¿Qué es la violencia doméstica?

La violencia doméstica es un patrón de violencia o comportamiento coercitivo que alguien usa para ganar y mantener poder y control sobre su pareja íntima.

Abuso físico:

Cualquier contacto intencional y no deseado contigo o con algo cercano a tu cuerpo. El abuso físico incluye bofetadas, puñetazos, mordeduras, patadas o el uso de un objeto extraño para infligir dolor en el cuerpo. El abuso físico también puede incluir la amenaza de contacto para causar dolor.

Abuso emocional:

La forma más común de control y, a menudo, puede existir en relaciones donde no hay violencia física. Esto incluye humillaciones, insultos, aislamiento de amigos y familiares e insultos a la propia inteligencia o habilidades para quebrantar sistemáticamente el espíritu y la autoestima. La víctima puede comenzar a sentir que el abuso es culpa suya o que debe merecerlo.

Abuso económico:

Controlar y limitar el acceso de una persona a los medios económicos. Una pareja abusiva puede asegurarse de que su víctima tenga recursos limitados si tiene pensamientos de dejar la relación. El abuso económico incluye limitar o restringir el acceso a empleo, la educación, retener las necesidades básicas, no permitir que la pareja tenga  acceso al dinero de la familia o solo permitir una cantidad minima del dinero.

Abuso sexual:

Actividad sexual no deseada, a través de la fuerza o la coacción.

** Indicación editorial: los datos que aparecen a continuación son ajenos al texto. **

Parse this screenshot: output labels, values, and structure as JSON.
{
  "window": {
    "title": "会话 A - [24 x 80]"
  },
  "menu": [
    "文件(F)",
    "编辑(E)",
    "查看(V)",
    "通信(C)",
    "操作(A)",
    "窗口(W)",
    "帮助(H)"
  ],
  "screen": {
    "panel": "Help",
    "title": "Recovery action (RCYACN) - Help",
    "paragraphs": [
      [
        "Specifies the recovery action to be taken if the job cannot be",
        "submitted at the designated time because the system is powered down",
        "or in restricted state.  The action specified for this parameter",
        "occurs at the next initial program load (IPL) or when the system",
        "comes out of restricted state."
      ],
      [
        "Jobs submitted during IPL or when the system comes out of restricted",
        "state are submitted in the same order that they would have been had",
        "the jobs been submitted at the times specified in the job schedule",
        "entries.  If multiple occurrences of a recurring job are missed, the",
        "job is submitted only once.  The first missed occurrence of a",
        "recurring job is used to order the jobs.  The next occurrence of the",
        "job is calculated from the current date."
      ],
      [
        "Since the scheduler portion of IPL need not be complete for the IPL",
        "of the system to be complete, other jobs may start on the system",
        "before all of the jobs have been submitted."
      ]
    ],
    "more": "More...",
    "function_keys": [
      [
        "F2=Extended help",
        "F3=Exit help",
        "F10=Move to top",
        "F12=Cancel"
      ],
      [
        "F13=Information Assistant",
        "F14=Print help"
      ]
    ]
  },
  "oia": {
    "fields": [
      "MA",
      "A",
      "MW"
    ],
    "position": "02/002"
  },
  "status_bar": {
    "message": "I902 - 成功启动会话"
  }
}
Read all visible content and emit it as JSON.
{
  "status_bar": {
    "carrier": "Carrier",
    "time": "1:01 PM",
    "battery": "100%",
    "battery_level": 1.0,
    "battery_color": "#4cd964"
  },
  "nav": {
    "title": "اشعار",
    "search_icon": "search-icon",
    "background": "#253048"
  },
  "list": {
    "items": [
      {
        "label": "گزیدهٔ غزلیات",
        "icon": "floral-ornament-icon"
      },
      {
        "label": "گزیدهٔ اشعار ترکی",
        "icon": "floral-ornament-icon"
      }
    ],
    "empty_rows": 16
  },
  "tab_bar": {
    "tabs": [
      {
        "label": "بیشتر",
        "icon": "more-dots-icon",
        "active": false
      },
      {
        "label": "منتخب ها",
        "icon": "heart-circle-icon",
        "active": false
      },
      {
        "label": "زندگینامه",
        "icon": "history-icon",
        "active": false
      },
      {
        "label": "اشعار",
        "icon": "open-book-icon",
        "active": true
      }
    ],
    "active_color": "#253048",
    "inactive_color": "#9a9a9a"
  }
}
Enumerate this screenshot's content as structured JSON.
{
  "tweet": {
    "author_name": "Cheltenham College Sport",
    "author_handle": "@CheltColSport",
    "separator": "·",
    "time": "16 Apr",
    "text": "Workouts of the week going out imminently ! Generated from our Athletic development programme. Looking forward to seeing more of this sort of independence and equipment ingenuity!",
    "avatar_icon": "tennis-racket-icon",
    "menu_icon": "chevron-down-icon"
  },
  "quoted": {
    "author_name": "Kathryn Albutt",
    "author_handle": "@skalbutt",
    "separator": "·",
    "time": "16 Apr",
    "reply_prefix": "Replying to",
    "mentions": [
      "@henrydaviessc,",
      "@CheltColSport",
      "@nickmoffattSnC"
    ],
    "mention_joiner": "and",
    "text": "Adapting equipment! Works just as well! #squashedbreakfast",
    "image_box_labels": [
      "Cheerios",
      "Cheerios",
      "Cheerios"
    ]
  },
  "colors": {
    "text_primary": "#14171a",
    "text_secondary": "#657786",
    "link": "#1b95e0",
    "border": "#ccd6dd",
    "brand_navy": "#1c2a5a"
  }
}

Los agresores y las víctimas no tienen que ser extraños para que la actividad sexual se considere abuso. De hecho, la mayoría de las víctimas de abuso sexual conocen a su abusador.

Cualquier persona puede verse afectada por la violencia doméstica, independientemente de su raza, edad, etnicidad, orientación sexual, identidad de género o situación económica.